Read more about National Speech And Debate Tournament: Qualifying At The District Level, Competition At The National Tournament
Famous quotes containing the words national, speech and/or debate:
“Public speaking is done in the public tongue, the national or tribal language; and the language of our tribe is the mens language. Of course women learn it. Were not dumb. If you can tell Margaret Thatcher from Ronald Reagan, or Indira Gandhi from General Somoza, by anything they say, tell me how. This is a mans world, so it talks a mans language.”

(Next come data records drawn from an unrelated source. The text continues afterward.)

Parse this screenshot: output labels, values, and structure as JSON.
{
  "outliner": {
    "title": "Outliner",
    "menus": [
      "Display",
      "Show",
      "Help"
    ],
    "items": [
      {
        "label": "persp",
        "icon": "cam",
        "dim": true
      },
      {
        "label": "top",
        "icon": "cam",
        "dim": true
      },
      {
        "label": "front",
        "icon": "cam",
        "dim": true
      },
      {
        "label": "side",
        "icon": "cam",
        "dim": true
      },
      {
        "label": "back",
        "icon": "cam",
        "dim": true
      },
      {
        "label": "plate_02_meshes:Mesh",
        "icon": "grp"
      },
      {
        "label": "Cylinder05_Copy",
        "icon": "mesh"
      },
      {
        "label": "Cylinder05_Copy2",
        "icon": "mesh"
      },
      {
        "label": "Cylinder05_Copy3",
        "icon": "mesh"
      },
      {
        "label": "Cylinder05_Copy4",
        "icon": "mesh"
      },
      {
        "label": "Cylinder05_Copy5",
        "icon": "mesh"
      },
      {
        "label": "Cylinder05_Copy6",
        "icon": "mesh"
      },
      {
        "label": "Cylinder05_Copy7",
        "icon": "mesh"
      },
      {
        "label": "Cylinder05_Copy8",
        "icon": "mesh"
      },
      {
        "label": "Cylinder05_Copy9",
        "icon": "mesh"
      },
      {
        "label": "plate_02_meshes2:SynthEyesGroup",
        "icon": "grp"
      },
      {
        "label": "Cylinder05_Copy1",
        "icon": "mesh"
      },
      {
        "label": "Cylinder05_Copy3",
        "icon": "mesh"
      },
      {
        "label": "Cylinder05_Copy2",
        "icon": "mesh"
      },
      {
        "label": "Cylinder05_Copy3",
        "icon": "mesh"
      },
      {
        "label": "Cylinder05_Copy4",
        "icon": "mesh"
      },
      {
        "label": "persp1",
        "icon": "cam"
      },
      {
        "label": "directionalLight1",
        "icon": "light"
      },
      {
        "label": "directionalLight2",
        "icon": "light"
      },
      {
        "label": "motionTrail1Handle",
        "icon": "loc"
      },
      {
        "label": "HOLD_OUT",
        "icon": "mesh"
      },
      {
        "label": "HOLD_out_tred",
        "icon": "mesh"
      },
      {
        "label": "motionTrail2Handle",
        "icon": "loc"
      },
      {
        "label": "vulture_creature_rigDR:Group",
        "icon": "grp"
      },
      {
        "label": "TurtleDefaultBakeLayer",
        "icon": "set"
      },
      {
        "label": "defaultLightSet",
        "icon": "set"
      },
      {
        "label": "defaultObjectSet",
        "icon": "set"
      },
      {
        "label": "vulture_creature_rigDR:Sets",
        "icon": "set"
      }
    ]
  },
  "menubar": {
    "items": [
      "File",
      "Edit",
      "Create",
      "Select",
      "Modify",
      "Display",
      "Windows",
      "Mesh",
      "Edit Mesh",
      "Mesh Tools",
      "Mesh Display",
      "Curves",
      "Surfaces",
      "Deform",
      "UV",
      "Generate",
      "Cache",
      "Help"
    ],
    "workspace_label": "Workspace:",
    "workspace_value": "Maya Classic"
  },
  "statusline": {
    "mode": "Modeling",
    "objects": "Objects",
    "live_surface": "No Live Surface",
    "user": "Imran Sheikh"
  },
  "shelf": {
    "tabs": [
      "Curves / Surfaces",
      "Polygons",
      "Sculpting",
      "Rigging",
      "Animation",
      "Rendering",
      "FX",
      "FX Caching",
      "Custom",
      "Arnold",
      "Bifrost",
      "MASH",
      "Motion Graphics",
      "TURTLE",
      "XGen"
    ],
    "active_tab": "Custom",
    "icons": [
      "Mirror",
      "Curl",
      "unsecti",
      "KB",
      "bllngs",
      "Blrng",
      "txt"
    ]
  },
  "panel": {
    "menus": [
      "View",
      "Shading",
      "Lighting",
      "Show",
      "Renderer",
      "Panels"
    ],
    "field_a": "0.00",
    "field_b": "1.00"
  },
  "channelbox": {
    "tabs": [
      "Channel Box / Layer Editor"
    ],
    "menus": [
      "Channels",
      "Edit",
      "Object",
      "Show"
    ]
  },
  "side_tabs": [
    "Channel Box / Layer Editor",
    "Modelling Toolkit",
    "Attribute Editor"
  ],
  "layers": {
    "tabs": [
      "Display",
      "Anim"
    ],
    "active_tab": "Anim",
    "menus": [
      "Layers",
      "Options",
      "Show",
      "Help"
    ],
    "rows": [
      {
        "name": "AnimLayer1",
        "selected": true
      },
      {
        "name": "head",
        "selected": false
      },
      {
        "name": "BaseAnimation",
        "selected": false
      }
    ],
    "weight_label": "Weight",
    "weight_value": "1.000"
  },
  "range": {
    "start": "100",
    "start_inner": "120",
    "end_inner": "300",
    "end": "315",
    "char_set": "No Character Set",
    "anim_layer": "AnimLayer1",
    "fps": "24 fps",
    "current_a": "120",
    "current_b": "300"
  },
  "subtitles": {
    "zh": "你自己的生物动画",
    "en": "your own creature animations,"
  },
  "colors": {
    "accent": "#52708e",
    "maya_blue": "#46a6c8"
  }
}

—Ursula K. Le Guin (b. 1929)
“What is this conversation, now secular,
A speech not mine yet speaking for me in
The heaving jelly of my tribal air?
It rises in the throat, it climbs the tongue,
It perches there for secret tutelage....”
—Allen Tate (18991979)
“A great deal of unnecessary worry is indulged in by theatregoers trying to understand what Bernard Shaw means. They are not satisfied to listen to a pleasantly written scene in which three or four clever people say clever things, but they need to purse their lips and scowl a little and debate as to whether Shaw meant the lines to be an attack on monogamy as an institution or a plea for manual training in the public school system.”